In order to understand the dynamic changes of blood pressure within a day, various types of ambulatory blood pressure recorders have been developed. Among them, one type of finger type is used to measure pulse conduction time and input it into a computer to calculate systolic and diastolic blood pressure and mean blood pressure. It is not affected by body odor or physical activity, and the patient does not feel it during measurement, nor does it affect their rest. It can be measured more than 2000 times a day. The value measured by this sphygmomanometer can reflect the change of ambulatory blood pressure.
The significance of measuring blood pressure
The improvement of the sphygmomanometer is due to two things. Firstly, the K0 rotkoff sound in 1905 was meticulously depicted, making it easy for clinical doctors to measure systolic and diastolic blood pressure. Secondly, in 1907, Janeway's "Clinical Discussion on Blood Pressure" proposed the important clinical significance of monitoring blood pressure. By World War I, blood pressure measurement had become widely accepted, becoming the fourth vital sign routinely recorded by clinical doctors after pulse, respiration, and body temperature.

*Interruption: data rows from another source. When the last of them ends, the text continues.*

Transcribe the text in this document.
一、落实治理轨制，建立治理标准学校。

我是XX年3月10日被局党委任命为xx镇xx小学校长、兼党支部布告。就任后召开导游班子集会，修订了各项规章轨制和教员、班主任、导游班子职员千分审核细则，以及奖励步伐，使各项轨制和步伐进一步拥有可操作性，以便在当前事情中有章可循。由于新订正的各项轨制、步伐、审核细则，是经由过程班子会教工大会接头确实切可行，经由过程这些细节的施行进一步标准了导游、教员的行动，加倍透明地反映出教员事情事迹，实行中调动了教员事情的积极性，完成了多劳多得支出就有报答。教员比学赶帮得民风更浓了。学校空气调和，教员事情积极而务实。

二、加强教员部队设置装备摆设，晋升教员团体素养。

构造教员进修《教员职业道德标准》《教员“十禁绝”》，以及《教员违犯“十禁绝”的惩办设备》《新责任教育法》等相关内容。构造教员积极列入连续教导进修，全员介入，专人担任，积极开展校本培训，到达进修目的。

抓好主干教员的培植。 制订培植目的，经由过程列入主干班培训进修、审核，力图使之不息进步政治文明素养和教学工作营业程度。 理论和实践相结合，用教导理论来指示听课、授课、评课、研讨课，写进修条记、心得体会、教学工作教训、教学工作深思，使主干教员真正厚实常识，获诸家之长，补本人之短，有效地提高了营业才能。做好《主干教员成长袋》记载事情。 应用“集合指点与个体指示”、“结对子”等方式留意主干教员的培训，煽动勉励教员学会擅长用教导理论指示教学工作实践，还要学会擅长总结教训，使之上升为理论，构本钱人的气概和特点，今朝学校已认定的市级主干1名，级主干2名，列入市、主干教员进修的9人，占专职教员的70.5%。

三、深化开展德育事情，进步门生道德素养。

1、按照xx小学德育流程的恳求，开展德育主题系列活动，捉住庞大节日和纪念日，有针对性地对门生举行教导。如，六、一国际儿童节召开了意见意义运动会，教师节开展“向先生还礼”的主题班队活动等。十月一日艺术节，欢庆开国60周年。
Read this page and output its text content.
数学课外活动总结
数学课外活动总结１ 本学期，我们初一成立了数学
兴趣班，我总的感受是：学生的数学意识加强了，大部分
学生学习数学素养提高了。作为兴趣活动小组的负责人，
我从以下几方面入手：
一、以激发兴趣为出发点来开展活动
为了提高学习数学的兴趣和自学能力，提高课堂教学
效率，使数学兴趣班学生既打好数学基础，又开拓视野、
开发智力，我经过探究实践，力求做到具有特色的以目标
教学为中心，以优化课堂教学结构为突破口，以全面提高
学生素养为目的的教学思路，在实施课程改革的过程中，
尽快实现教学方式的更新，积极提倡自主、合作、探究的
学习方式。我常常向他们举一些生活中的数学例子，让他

Many diseases require blood pressure monitoring, especially cardiovascular and cerebrovascular diseases, to control blood pressure and make corresponding measures. If your blood pressure is high, you should choose antihypertensive treatment as appropriate to avoid experiencing cardiovascular and cerebrovascular accidents. Especially at present, hypertension is a worldwide disease. If there is no sphygmomanometer, how can we talk about the prevention and treatment of hypertension?